Yes, there's no overall issue for type hints. I pointed @TomAugspurger here, I think he will comment when he has the chance.

They do want to add type hints, the closest issue for this in the pandas issue tracker is here: pandas-dev/pandas#28142

itamarst commented 4 years ago

@TomAugspurger I'd be happy to do a quick video call about this too, since it's higher bandwidth.

TomAugspurger commented 4 years ago

Pandas has an ongoing effort to add types to the public API, though I'm not following it closely. In general, the idea of matching types seems sensible. It's like a stricter version of verifying that the function signatures match.

One question: pandas types return -> pandas.DataFrame, whereas other libraries would return their own DataFrame implementation. Would the new tool mentioned in https://github.com/modin-project/modin/issues/1915#issuecomment-680878942 handle that translation? Or would pandas' types need to return some sort of protocol type?

itamarst commented 3 years ago

@TomAugspurger the idea is that as a user, I just change my import from import pandas as pd to from modin import pandas as pd, and now the type checker is using Modin's types, which are a semantically compatible subset. Whether it's protocol or not is somewhat orthogonal, hopefully, because constructors will always return the import-specific type.
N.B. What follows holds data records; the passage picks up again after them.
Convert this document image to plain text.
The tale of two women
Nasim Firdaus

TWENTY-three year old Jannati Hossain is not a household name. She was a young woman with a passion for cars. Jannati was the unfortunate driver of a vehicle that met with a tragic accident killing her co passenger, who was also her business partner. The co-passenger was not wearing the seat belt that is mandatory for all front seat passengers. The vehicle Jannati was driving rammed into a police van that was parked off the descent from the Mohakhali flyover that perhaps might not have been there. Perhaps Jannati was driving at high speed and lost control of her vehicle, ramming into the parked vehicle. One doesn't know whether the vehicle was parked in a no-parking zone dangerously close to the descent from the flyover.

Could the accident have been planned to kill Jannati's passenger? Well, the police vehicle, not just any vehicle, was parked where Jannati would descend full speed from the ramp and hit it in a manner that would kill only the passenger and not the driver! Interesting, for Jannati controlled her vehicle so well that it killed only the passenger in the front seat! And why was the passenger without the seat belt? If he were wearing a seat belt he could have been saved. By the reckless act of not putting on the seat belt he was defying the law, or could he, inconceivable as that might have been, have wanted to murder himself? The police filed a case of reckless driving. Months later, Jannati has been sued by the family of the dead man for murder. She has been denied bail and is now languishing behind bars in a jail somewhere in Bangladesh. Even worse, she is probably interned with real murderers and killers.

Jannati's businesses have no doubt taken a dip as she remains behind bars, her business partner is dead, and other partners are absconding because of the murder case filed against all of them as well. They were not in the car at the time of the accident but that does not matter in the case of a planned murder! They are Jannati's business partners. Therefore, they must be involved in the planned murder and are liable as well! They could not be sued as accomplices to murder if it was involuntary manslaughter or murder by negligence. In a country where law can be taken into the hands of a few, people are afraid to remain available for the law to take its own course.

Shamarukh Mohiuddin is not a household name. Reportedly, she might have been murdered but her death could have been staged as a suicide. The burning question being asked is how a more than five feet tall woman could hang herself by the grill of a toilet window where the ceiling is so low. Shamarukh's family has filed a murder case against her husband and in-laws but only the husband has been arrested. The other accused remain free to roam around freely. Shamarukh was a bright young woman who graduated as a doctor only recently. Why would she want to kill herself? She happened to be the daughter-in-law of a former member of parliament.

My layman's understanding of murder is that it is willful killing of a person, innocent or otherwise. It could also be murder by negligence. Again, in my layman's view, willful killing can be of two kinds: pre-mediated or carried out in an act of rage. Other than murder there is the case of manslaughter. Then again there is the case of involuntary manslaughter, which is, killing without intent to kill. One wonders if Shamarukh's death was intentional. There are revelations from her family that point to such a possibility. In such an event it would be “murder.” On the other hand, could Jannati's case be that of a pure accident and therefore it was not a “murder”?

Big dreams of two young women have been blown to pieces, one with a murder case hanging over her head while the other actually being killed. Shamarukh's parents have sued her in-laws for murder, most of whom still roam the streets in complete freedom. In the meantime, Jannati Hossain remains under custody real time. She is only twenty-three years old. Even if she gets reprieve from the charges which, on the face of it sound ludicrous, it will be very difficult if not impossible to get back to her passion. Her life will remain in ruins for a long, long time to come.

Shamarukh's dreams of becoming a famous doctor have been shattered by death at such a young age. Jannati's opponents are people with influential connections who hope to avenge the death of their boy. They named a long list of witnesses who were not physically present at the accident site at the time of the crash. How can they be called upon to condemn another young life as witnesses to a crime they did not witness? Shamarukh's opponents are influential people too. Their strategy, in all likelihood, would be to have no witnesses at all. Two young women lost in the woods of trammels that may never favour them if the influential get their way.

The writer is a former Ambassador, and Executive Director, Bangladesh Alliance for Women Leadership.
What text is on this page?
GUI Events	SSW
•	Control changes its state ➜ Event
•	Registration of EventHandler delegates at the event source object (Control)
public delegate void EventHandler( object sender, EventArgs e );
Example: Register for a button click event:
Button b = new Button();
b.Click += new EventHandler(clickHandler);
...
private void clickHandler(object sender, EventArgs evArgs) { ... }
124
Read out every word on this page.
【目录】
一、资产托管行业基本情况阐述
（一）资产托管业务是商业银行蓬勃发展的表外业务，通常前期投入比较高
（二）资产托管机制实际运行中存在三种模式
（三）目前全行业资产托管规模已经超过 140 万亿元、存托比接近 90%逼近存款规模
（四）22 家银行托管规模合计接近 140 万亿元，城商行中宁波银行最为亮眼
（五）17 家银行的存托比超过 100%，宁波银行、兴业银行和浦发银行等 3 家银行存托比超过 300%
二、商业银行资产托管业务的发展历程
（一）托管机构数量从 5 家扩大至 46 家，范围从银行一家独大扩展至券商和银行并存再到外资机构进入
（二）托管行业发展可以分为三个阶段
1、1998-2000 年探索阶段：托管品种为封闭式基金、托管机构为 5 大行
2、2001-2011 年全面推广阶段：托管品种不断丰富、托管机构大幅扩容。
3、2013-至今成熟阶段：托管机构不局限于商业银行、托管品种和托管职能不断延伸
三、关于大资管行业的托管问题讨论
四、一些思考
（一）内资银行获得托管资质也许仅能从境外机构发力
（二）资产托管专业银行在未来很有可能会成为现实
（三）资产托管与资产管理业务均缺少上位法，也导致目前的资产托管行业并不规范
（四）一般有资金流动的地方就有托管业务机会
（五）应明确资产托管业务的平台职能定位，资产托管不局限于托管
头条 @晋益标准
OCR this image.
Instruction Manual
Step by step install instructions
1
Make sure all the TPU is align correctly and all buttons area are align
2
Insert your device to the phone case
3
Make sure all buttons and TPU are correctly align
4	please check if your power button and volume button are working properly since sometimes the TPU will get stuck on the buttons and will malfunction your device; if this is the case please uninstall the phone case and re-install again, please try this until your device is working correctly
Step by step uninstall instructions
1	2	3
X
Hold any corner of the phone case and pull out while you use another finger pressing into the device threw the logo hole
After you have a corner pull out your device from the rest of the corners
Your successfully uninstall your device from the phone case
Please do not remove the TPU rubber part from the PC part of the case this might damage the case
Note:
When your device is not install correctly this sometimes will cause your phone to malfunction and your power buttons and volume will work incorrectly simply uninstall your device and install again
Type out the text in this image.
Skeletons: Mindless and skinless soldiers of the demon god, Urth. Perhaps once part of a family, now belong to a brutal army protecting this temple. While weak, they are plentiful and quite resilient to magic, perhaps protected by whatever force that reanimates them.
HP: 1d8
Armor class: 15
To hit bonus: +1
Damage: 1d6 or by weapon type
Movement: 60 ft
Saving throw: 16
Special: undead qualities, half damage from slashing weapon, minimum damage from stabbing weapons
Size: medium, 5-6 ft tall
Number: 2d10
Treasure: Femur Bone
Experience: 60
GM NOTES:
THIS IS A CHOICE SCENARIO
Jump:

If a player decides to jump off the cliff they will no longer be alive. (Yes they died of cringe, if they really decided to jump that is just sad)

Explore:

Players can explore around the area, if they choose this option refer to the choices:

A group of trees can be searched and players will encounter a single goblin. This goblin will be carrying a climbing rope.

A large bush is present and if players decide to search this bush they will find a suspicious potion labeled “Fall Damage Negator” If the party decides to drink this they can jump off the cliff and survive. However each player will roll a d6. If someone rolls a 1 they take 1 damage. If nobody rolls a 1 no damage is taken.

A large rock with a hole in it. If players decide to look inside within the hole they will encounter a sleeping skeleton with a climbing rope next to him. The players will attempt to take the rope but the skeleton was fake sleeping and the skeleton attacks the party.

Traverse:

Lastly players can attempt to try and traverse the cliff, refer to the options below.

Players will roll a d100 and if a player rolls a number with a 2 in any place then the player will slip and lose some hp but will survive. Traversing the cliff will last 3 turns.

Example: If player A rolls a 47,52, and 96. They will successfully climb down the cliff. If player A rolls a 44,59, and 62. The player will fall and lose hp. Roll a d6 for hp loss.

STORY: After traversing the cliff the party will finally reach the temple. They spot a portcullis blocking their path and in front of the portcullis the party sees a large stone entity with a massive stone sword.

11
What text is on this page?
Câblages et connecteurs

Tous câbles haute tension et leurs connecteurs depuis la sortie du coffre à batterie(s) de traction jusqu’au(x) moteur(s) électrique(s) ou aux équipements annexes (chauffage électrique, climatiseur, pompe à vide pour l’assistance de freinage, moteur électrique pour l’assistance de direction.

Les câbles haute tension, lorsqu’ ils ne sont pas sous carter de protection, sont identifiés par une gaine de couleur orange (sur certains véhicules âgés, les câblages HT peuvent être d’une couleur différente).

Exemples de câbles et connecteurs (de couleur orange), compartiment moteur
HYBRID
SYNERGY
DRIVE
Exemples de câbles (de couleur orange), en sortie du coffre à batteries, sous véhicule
itamarst commented 3 years ago

So after some research it seems like type annotations, while definitely worth pursuing, are probably not a good short-term answer. So after some discussion, I wrote up another approach that might be helpful in the short term (and also helpful to pure Pandas-only users).

devin-petersohn commented 3 years ago

Thanks @itamarst, it seems much more doable.

A couple of questions: 1.) Would the utility in this proposal be in Modin? 2.) How will this solve weird edge cases for pandas? e.g. #2239, these are where I don't know if it will be possible to statically check because they rely on consistent behavior in pandas.

itamarst commented 3 years ago
  1. I'm going to work on it separately, because it has additional use cases, e.g. "can I upgrade from Pandas X to Pandas Y". Started dumping more detailed design notes into https://github.com/G-Research/bearcat/blob/main/DESIGN.md.

  2. Beyond a certain point, there's going to have to be custom comparison logic, and room for human discretion. For example, minor floating point differences might not be something a user cares about, or as you said cases where Pandas is just strange or wrong. So the goal isn't really pass/fail, more like giving the user the information they need to make follow-up decisions ("close enough, we can switch" or "I should use a different API for better compat" or "something is wrong with new results" or even "something is wrong with old results").

itamarst commented 3 years ago

https://github.com/g-research/bearcat now has a tracing-based prototype, demonstrating some of the many many edge cases that need to be handled.